To safely supply power to the load, generator voltage, current, frequency, and ATS status need to be monitored. If these parameters exceed limits, corresponding protection measures must be taken to prevent generator failure, accidents, or reduced power quality. Besides operational modes (such as automatic or manual), the diesel generator's operational conditions to be checked include whether startup is successful, whether speed is normal, whether lubrication oil pressure is sufficient, and whether temperature is abnormal. For protection, if startup fails, overspeed exceeds 110%, oil pressure is too low, or temperature is too high, the generator will automatically stop and alarm, while the device locks. Without manual intervention (unlocking), even if a start signal is received later, the generator will not start automatically. These signals are typically monitored using dedicated probes, such as speed sensors, pressure sensors, and temperature probes. These monitoring and protection measures effectively ensure safe generator operation, preventing equipment damage and power interruptions caused by faults.
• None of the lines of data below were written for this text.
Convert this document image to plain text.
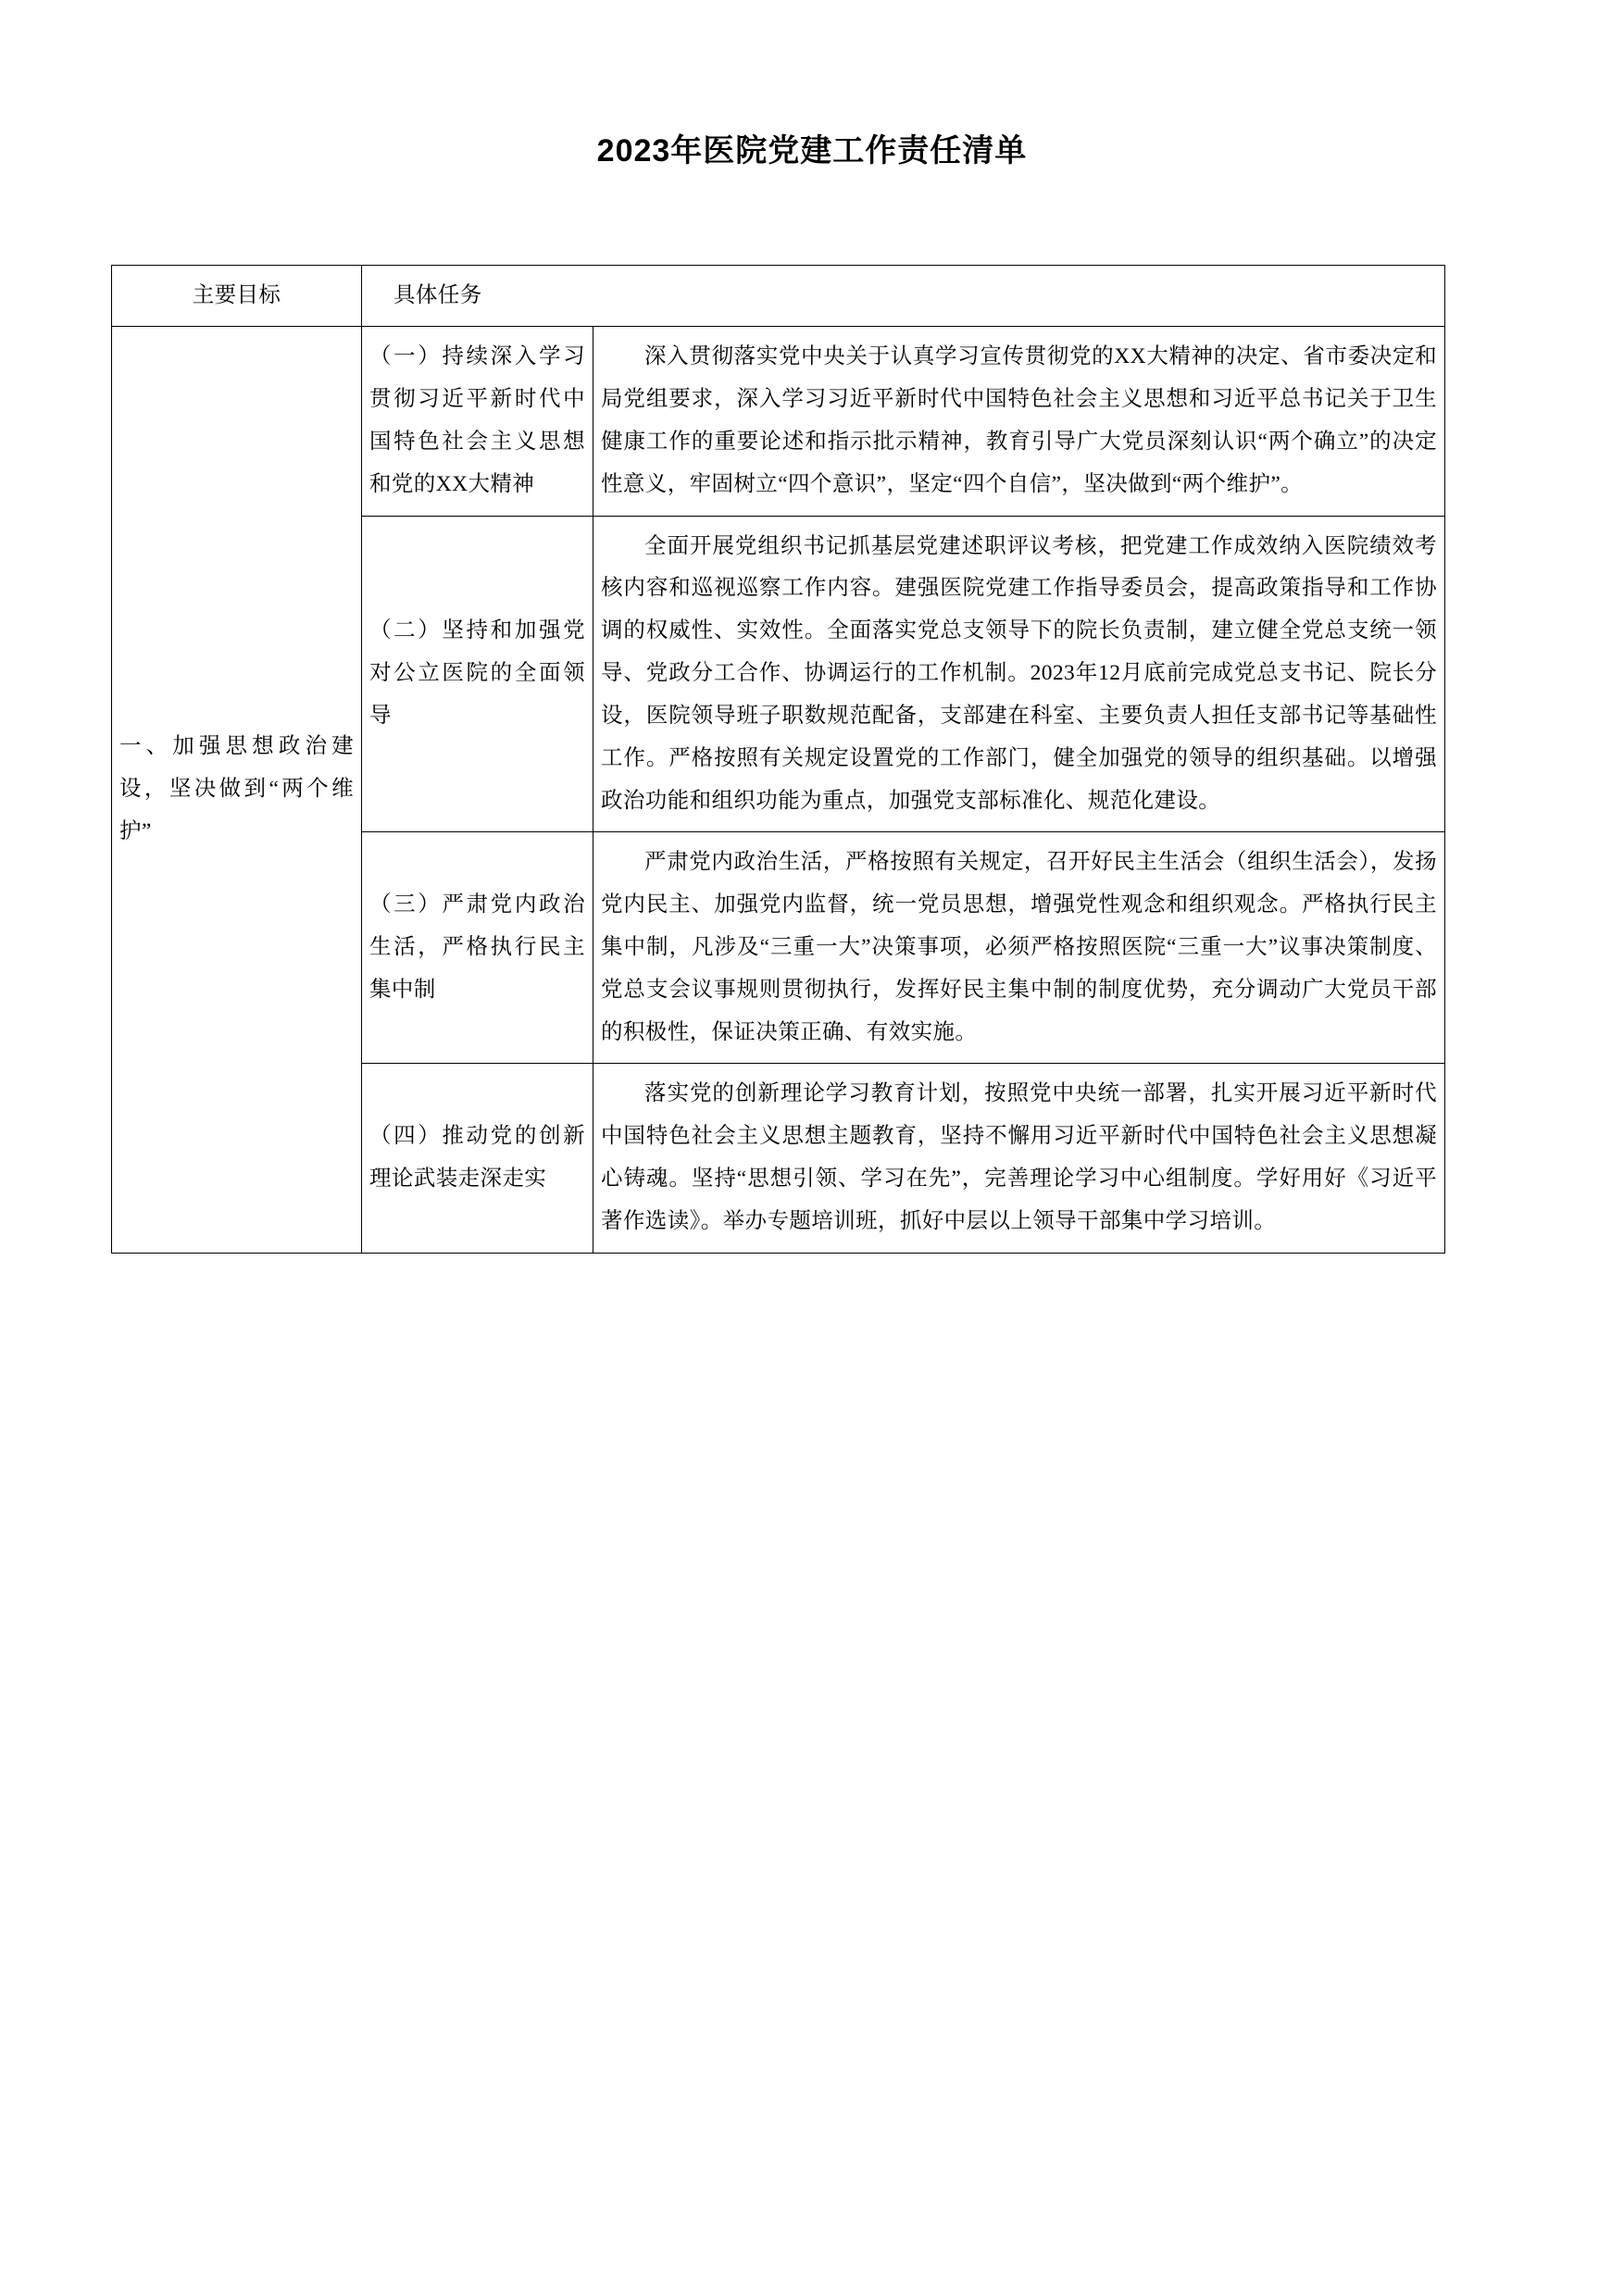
2023年医院党建工作责任清单
主要目标	具体任务	
一、加强思想政治建设，坚决做到“两个维护”	（一）持续深入学习贯彻习近平新时代中国特色社会主义思想和党的XX大精神	深入贯彻落实党中央关于认真学习宣传贯彻党的XX大精神的决定、省市委决定和局党组要求，深入学习习近平新时代中国特色社会主义思想和习近平总书记关于卫生健康工作的重要论述和指示批示精神，教育引导广大党员深刻认识“两个确立”的决定性意义，牢固树立“四个意识”，坚定“四个自信”，坚决做到“两个维护”。

	（二）坚持和加强党对公立医院的全面领导	全面开展党组织书记抓基层党建述职评议考核，把党建工作成效纳入医院绩效考核内容和巡视巡察工作内容。建强医院党建工作指导委员会，提高政策指导和工作协调的权威性、实效性。全面落实党总支领导下的院长负责制，建立健全党总支统一领导、党政分工合作、协调运行的工作机制。2023年12月底前完成党总支书记、院长分设，医院领导班子职数规范配备，支部建在科室、主要负责人担任支部书记等基础性工作。严格按照有关规定设置党的工作部门，健全加强党的领导的组织基础。以增强政治功能和组织功能为重点，加强党支部标准化、规范化建设。

	（三）严肃党内政治生活，严格执行民主集中制	严肃党内政治生活，严格按照有关规定，召开好民主生活会（组织生活会），发扬党内民主、加强党内监督，统一党员思想，增强党性观念和组织观念。严格执行民主集中制，凡涉及“三重一大”决策事项，必须严格按照医院“三重一大”议事决策制度、党总支会议事规则贯彻执行，发挥好民主集中制的制度优势，充分调动广大党员干部的积极性，保证决策正确、有效实施。

	（四）推动党的创新理论武装走深走实	落实党的创新理论学习教育计划，按照党中央统一部署，扎实开展习近平新时代中国特色社会主义思想主题教育，坚持不懈用习近平新时代中国特色社会主义思想凝心铸魂。坚持“思想引领、学习在先”，完善理论学习中心组制度。学好用好《习近平著作选读》。举办专题培训班，抓好中层以上领导干部集中学习培训。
Diesel generator set automated control systems play a critical role in modern power systems. They enhance generator operational efficiency, reliability, and safety, effectively ensuring continuous and stable power supply to meet high demands across various facilities. With ongoing technological advancements, the functionality and performance of automated control systems continue to improve, providing stronger support for generator operation. Whether for emergency power or grid-connected operation, automated control systems fully utilize their advantages to safeguard power supply. In the future, diesel generator set automated control systems are expected to see broader application across more sectors, providing more reliable power support for societal development and daily life.